Wharfedale
- Company type: Subsidiary
- Industry: Electronics
- Founded: 1932
- Headquarters: Huntingdon, Cambridgeshire, United Kingdom
- Products: Audio visual equipment (currently)
- Owner: IAG Group
- Parent: International Audio Group
- Website: wharfedale.co.uk

= Wharfedale (company) =

English manufacturer of hi-fi loudspeakers

Wharfedale is a British audio equipment brand, best known for loudspeakers. It is currently part of the International Audio Group.

Wharfedale also used to brand televisions, DVD players, set-top boxes and Hi-Fi players. Since 2008, they have only manufactured and sold audio equipment.

==History==

Former logo used until 2017

Wharfedale Wireless Works was founded in 1932 by Gilbert Briggs, and became one of Britain's leading manufacturers of high-end audio equipment, particularly loudspeakers. In addition to winning awards by groups such as the Bradford Radio Society, in mass public testing at Carnegie Hall Wharfedale speakers proved indistinguishable from live music. Innovations introduced by Wharfedale under Briggs included such basics as the two-way loudspeaker and the ceramic magnet.
In the 1950s and 1960s, Wharfedale became famous for its technique of eliminating cabinet resonances by using a double cabinet, with the space between the inner and outer shells filled with sand. Purchasers of the loudspeaker systems would receive the appropriate quantity of sand which had been shipped from Wharfedale in England. (Wharfedale in Yorkshire is the site of numerous sand quarries). Briggs sold the company to the Rank Organisation in 1958, and it has been through several owners since then.

==Manufacturing==

The original manufacturing site was located in Idle, a district of Bradford, West Yorkshire. The current manufacturing site is in Ji'an in China for assembly.

Wharfedale's research and development is located at the IAG UK HQ, in Huntingdon, Cambridgeshire, UK led by Peter Comeau and uses the IAG manufacturing facility in Jian, Jiang-Xi province, China.

The IAG Group factory covers an area of approximately 400,000 square metres. It operates in a  ‘raw-material to finished goods’ manufacturing remit, combining with international research and development expertise.

Their inward investment extends to R&D facilities located in Huntingdon, Cambridge, as well as Yokohama, Japan and China’s technology capital, Shenzhen.

==Return to UK manufacturing==
In February, 2023, Wharfedale announced their first UK-made loudspeaker in over 40 years - the Wharfedale Dovedale.

Dovedale is built in the home of British Hi-Fi at Wharfedale’s UK headquarters in Huntingdon, Cambridgeshire. Incorporating key manufacturing, assembly and finishing processes for specially selected products in addition to the R&D function already located there.
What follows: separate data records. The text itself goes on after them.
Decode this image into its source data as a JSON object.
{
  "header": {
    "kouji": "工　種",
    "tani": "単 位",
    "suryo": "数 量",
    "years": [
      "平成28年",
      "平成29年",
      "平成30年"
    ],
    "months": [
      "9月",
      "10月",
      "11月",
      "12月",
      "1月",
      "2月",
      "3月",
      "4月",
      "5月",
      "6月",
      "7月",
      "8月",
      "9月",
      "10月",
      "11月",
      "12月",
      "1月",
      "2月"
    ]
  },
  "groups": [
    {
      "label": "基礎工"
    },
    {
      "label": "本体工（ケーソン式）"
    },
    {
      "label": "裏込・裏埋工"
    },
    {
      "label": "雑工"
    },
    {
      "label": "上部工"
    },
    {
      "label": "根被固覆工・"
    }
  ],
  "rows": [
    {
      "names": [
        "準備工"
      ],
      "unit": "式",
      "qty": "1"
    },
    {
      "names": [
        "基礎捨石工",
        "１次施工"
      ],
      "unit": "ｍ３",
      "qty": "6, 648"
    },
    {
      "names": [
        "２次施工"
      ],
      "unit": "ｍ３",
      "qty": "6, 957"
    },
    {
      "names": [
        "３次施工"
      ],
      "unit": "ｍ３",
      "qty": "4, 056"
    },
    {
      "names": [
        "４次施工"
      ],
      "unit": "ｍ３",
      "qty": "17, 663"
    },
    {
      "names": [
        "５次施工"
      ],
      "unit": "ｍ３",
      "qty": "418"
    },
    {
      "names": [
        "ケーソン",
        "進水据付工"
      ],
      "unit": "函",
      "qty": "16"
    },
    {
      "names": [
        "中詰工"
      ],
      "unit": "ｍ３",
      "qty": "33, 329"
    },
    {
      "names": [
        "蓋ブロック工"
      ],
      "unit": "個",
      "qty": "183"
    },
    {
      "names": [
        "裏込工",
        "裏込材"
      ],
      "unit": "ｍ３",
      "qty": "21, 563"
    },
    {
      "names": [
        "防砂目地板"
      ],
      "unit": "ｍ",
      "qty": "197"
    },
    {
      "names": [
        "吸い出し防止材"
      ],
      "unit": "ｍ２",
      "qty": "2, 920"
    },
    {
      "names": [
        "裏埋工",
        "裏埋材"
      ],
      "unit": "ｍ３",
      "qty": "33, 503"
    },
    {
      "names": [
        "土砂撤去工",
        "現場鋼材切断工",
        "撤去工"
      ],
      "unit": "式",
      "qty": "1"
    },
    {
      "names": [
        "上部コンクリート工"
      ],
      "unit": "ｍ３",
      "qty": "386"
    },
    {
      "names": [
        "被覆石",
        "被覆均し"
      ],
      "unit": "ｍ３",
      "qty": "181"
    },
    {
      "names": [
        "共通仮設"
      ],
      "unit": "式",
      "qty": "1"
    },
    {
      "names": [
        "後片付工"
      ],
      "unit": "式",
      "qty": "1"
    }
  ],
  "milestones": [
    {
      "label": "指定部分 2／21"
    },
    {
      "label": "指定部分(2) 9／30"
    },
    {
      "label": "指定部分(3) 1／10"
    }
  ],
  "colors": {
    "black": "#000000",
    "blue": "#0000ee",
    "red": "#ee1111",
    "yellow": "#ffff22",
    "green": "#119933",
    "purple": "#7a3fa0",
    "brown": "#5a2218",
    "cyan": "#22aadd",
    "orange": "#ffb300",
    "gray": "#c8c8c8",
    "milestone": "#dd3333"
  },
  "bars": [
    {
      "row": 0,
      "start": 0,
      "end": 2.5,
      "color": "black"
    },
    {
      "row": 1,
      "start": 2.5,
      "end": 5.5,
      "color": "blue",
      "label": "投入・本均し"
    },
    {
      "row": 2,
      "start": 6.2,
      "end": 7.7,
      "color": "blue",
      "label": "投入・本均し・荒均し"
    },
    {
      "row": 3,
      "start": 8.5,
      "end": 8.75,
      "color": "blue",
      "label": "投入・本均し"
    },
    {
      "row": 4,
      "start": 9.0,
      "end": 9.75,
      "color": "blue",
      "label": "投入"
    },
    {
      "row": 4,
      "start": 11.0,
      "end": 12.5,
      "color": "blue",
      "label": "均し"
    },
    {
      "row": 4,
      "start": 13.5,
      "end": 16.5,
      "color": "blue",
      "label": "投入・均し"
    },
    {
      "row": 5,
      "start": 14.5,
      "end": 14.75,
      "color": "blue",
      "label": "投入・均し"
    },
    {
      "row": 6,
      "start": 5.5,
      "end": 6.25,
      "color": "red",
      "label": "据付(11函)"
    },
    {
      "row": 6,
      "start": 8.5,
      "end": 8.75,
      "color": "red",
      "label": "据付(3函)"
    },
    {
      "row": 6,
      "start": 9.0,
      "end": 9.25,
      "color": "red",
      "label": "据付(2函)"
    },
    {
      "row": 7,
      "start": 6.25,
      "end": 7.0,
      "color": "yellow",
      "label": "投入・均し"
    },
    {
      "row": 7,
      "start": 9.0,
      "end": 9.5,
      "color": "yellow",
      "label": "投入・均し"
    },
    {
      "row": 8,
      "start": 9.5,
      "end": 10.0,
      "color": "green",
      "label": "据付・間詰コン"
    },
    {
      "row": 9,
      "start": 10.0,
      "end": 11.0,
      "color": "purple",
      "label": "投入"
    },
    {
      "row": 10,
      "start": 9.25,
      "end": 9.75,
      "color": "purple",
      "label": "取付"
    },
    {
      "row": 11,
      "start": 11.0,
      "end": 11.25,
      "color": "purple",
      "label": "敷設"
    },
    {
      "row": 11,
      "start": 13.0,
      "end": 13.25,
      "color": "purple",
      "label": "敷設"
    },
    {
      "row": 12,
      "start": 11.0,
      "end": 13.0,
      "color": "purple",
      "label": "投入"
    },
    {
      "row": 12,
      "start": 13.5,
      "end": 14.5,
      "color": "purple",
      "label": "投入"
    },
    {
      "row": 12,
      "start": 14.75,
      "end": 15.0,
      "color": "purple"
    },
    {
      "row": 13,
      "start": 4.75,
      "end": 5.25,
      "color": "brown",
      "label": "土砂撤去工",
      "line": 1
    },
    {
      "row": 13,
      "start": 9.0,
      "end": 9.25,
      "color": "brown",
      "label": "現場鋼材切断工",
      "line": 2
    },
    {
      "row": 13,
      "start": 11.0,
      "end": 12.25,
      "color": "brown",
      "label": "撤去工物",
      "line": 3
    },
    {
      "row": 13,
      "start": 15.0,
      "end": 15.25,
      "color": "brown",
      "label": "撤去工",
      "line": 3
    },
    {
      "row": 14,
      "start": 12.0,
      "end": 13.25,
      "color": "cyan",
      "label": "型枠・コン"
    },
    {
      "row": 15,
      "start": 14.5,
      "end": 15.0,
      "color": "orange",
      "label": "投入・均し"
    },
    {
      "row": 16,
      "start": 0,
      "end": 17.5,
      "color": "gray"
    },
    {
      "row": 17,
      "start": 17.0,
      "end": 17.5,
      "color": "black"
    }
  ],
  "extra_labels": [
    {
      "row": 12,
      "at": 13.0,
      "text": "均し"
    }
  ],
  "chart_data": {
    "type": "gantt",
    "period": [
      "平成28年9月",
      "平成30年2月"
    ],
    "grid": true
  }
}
A 9,000ft2 production facility has been added to the existing building, including a new anechoic chamber, making a total of 25,000ft2 of office, lab and manufacturing space.

Wharfedale is officially accredited by the 'Made In Britain' organisation, a not-for-profit organisation supporting British manufacturers with the official trademarks. They work with other UK trade bodies, relevant UK government departments and media channels, to promote high quality employment, responsible business, and sustainable economic growth.